There is really no point to this post except to remind me of all the Python ORMs I promised myself I'd look at over the summer. I want to convert my web application from raw SQL(ite) to some ORM, but there are way too many of them. I could roll dice, but that doesn't seem appropriate somehow... :-D
And then there are these Gadfly and buzhug and SnakeSQL things, not ORMs of course, but interesting anyway...
Update 2010/06/24: Alright, I've looked at a few of these in more detail now. Seems that Autumn has not been updated in a while, so it's off the list. Also Elixir being a declarative layer over SQLAlchemy seems a little strange now that SQLAlchemy got it's own declarative layer, so it's off the list.
I implemented a basic model layer for my web application using both SQLObject and Storm, so those two I actually sort of grok now. The first major difference is that Storm requires writing some raw SQL to create tables and related schema stuff, whereas SQLObject tries to hide SQL even for those tasks.

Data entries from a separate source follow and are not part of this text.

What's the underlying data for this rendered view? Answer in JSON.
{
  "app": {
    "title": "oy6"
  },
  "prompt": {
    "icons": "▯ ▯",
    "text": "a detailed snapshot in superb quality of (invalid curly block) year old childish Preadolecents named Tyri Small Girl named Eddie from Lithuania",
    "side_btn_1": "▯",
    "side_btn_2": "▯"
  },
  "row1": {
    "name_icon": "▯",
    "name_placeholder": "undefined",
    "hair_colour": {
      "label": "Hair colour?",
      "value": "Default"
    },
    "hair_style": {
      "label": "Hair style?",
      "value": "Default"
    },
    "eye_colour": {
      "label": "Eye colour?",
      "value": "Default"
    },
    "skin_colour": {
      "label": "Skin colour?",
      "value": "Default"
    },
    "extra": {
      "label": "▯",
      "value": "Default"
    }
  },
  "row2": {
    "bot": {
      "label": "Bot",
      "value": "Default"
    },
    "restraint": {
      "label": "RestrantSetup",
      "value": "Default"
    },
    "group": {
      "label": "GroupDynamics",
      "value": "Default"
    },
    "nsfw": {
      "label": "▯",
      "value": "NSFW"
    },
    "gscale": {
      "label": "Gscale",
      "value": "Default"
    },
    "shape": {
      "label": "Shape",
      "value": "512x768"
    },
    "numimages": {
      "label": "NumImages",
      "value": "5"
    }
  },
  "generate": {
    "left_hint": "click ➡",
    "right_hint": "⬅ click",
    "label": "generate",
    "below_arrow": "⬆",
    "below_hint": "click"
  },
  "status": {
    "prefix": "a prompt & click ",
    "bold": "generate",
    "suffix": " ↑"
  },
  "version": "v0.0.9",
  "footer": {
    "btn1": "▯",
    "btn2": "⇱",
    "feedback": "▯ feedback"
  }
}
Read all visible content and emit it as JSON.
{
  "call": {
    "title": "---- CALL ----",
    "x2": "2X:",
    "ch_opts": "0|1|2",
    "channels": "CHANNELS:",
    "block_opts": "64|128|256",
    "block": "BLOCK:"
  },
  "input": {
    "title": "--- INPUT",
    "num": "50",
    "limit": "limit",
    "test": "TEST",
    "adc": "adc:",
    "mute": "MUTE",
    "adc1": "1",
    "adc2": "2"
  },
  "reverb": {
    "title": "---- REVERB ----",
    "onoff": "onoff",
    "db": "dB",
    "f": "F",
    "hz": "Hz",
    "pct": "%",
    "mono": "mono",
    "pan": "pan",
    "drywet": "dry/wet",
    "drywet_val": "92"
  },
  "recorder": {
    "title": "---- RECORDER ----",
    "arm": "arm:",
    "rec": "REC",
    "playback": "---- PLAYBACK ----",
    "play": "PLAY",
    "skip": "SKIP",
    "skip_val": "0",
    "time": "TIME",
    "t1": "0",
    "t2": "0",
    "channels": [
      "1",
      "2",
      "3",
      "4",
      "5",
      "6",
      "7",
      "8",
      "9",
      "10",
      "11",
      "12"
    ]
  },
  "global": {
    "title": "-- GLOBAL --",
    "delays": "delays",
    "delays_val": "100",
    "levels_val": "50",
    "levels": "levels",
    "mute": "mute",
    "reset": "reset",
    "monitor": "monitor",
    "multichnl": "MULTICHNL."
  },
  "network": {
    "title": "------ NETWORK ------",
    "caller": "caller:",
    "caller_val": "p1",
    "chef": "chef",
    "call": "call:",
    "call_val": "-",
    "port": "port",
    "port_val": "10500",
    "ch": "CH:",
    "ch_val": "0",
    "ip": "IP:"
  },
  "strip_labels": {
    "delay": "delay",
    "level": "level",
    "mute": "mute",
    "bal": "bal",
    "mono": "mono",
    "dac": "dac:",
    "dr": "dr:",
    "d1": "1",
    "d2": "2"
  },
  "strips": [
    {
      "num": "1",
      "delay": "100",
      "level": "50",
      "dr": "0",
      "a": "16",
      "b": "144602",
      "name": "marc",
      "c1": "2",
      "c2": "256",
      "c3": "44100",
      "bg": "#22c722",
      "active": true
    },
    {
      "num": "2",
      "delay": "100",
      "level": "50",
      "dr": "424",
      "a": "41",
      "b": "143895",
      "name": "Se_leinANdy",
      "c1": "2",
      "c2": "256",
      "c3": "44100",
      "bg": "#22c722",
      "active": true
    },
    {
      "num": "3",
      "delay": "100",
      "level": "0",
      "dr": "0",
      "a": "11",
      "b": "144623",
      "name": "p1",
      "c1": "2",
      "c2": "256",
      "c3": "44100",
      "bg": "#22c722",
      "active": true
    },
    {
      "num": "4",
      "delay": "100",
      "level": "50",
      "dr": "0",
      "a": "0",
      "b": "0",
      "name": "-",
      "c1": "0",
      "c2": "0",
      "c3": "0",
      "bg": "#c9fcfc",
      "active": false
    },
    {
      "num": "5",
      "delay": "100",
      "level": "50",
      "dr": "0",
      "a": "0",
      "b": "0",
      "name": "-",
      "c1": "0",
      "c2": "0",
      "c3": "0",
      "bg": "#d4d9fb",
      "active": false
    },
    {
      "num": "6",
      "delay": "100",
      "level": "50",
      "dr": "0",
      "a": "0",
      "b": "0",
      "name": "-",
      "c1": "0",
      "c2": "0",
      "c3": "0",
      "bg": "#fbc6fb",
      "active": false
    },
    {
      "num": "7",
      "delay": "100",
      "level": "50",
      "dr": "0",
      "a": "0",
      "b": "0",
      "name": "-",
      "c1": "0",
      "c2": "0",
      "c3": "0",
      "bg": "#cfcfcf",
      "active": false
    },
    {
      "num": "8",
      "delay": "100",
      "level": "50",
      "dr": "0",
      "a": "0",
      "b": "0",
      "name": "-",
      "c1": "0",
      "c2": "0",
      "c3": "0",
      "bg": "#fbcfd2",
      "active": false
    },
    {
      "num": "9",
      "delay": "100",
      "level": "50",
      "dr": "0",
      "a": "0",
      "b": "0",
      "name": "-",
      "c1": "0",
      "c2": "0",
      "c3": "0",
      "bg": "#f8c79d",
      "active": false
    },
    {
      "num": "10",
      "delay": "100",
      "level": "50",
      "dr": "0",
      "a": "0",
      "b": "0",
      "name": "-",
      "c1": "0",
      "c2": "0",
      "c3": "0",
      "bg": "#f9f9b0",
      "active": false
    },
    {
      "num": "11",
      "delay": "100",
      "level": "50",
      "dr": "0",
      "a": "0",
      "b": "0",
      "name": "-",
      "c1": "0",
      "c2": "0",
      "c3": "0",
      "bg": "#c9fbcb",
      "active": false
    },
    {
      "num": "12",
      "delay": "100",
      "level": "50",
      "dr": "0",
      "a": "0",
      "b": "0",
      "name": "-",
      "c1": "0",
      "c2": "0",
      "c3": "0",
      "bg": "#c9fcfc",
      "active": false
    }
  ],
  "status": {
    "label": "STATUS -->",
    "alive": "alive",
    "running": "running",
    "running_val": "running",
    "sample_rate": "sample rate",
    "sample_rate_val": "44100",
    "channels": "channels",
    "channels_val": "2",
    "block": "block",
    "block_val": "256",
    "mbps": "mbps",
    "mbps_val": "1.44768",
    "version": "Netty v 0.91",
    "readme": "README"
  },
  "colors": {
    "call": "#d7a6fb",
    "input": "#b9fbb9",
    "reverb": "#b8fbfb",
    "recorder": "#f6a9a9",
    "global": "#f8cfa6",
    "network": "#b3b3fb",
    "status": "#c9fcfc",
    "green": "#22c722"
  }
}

The second major difference is that Storm separates object creation from persistence whereas SQLObject combines the two to some extent; this can be good or bad depending on what your application needs to do. Also, coming from a "raw SQL" background, both Storm and SQLObject have some "issues" when it comes to formulating complex queries. Nothing much to be done about that I guess, but I still don't like it all that much.